От предстоящей встречи с нею сердце Пахарева переполнялось испугом и восторгом:

— Ну и поэта она читала на редкость лирического. Рязанские рощи с нашими схожи. — Пахарев вздохнул, — точно про мою Гремячую Поляну написал… и соловьи, и тополя, и птицы, и перелески наши…

— В этом сила подлинного таланта. Оттого его рутинеры всех рангов и ненавидят… Возьмите наших зубров профессоров… Да что про них и говорить, про филистеров…

— Нашим профессорам то в нем не нравится, что он вошел в литературу, с ними не посоветовавшись и не спросись…

Иванов засмеялся:

— А вы, Пахарев, не лишены самобытности…

Когда они вошли, две девушки накрывали на стол, а две стояли у окна с раскрытой книжечкой Есенина. Тогда это было признаком эстетической и бесшабашной дерзости — признавать и любить Есенина. Пахарев сразу угадал, которая читала. Он наскоро поздоровался и подсел к столу, чтобы спрятать ботинки и полы пиджака.

Когда Иванов ушел на кухню, девушки принялись резать каравай хлеба на равные ломтики и каждый ломтик положили на тарелку. Потом в чугуне принесли дымящуюся картошку в мундире, миску огурцов и миску помидоров. В это время пришли еще несколько студентов. Эти были из тех, которые в коммуне Иванова могли рассчитывать на обед, если вовремя попадали. Здесь был обычай никого ни с кем не знакомить, гостям предоставлялась полная свобода. Уселись и на полу, и на подоконниках, и на кушетке, стульев не всем хватало. Пахарев подметил, что тут не было покупных вещей. И полки, и кровати, и столы, и шкафы — все было сделано своими руками. Изящная деревянная скульптура по стенкам — все обработанные коренья, сучки и наплывы в виде причудливых фигур животных и людей. Это выглядело по-настоящему оригинально, самобытно и изящно. Пахло традиционной Русью: Соловками, Беломорьем, Мещерой, Керженцем, Городцом. Дерево тут было и в фаворе, и в почете.

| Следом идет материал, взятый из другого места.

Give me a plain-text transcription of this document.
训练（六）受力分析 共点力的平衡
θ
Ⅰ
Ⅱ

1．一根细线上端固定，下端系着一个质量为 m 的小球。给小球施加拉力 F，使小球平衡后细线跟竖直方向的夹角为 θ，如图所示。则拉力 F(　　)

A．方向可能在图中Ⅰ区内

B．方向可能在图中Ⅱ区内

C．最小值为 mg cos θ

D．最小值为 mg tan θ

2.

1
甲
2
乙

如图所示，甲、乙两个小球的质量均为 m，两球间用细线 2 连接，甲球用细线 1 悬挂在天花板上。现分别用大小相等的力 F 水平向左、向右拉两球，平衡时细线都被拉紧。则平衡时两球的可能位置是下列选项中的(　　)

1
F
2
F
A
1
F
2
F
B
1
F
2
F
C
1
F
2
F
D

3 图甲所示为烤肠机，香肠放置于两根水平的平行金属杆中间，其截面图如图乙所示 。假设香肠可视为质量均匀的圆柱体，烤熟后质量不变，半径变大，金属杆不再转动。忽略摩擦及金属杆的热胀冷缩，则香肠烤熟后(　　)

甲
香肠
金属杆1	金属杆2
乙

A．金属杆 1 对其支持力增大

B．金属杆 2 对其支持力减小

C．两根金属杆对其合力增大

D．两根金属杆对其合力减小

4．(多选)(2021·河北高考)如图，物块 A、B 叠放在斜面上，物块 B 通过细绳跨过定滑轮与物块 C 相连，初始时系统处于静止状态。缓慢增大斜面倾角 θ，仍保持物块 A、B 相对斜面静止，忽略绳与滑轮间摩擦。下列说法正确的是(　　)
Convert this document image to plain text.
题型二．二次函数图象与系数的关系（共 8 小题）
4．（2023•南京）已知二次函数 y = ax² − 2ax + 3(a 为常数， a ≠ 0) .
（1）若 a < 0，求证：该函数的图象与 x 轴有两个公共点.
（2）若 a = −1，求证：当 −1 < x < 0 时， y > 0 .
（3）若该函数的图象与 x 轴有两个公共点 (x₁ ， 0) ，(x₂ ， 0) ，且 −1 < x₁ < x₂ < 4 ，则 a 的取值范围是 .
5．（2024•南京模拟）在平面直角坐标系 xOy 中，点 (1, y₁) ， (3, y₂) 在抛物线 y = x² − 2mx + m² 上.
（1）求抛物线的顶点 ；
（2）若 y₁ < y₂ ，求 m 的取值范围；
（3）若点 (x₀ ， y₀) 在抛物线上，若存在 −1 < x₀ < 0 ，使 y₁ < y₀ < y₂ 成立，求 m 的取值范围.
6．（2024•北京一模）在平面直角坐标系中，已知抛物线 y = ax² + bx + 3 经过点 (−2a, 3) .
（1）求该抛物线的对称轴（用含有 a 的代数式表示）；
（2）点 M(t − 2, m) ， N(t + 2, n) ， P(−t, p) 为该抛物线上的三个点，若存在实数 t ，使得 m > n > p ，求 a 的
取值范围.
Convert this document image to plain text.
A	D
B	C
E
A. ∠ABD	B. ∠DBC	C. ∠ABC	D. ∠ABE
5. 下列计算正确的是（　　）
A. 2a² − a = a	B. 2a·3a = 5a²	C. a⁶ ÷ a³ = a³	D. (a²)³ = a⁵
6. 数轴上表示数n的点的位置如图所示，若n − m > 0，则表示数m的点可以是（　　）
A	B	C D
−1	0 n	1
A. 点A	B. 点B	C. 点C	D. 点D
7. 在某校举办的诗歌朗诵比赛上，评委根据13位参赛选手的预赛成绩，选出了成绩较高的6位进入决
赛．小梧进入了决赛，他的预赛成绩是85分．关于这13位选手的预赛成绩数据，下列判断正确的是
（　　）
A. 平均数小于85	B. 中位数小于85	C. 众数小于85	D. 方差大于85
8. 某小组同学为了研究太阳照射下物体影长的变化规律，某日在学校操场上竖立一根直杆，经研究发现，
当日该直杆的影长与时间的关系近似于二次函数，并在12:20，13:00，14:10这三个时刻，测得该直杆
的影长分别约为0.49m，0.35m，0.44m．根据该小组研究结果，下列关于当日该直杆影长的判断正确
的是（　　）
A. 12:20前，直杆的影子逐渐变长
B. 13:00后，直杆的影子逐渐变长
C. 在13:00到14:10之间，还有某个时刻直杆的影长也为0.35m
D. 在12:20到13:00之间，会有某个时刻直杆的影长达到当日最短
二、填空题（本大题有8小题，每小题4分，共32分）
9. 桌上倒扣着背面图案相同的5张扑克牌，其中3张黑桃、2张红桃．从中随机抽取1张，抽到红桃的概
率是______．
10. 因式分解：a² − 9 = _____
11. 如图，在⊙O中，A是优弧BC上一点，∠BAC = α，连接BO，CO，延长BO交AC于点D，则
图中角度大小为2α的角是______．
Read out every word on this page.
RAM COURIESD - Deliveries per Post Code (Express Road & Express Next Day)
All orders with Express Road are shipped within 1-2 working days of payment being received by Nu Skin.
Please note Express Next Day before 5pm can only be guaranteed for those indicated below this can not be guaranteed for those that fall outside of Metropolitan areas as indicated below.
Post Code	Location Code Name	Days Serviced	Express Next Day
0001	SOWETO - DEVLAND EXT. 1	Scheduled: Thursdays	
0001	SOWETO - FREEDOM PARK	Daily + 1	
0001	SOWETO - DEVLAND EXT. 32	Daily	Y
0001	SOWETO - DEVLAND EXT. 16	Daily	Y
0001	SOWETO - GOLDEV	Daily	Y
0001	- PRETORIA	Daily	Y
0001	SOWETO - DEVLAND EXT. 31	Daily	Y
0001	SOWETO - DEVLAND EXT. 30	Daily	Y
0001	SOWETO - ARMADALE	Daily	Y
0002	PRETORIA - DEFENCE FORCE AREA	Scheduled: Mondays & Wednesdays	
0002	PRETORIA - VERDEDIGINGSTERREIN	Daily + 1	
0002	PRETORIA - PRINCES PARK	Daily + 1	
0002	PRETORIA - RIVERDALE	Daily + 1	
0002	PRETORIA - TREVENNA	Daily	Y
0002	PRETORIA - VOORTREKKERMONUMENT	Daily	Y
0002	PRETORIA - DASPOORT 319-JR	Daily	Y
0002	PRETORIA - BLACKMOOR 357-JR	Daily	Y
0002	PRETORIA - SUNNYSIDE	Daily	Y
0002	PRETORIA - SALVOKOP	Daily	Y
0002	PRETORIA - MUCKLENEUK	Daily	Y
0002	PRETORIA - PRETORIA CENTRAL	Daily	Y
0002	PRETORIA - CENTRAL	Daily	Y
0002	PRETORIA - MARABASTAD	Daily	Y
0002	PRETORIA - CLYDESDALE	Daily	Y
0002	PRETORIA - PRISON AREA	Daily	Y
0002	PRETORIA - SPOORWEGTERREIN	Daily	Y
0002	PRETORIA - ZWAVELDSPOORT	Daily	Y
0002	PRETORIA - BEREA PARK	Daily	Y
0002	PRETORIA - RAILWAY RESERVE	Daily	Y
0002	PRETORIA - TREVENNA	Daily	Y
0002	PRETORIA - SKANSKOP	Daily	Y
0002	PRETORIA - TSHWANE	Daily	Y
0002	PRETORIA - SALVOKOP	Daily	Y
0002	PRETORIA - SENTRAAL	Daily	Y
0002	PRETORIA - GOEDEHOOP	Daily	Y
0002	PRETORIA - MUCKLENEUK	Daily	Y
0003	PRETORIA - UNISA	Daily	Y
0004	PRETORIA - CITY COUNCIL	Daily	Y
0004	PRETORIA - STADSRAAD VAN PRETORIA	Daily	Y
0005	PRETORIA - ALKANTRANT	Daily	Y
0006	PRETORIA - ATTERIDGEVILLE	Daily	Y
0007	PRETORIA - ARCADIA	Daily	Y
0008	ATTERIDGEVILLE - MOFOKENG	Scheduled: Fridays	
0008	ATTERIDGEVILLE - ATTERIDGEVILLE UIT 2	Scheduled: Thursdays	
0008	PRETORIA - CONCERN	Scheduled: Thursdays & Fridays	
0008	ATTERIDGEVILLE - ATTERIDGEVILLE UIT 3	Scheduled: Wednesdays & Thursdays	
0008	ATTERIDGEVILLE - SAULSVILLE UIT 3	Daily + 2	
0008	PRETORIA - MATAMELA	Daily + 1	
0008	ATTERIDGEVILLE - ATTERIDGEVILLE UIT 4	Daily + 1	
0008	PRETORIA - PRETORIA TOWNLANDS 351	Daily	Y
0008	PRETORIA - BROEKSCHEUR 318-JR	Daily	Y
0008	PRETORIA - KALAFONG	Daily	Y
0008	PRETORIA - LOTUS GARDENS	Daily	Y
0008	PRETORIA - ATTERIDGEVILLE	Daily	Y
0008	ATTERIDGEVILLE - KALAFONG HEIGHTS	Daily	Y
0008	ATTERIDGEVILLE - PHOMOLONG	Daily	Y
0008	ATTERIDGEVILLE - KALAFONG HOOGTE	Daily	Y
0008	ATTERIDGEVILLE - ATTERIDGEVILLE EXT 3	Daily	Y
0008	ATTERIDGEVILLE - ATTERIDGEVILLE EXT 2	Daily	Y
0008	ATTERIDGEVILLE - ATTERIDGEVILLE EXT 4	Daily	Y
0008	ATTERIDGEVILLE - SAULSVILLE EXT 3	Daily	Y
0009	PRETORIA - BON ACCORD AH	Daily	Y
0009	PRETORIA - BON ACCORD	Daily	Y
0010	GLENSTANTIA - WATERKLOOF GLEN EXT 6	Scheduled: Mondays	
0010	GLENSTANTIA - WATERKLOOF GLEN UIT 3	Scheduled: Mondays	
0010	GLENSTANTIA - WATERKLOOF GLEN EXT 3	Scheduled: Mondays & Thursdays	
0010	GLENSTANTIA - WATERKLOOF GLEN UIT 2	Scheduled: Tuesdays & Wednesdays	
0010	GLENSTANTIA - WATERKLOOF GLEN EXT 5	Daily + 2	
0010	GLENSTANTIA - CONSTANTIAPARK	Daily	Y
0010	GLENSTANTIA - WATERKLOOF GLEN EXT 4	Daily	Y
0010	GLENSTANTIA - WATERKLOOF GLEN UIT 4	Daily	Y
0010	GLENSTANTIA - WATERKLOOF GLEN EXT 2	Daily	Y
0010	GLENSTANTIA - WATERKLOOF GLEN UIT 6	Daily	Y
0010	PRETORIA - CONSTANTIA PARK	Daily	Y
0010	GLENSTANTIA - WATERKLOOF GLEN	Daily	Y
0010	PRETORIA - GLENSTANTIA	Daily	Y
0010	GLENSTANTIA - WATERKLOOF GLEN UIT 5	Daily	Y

Даже пресс-папье было выделано из березового нароста, из капа, а также разные шкатулки, солонки, ендовы.

На висячих с хохломской росписью полочках Пахарев увидел Фета, Тютчева, Блока, Есенина, Пастернака.

Вошел Леонтий с березовым туесом за плечами, подгибаясь под ношей, встреченный громким «ура!» и взрывом аплодисментов.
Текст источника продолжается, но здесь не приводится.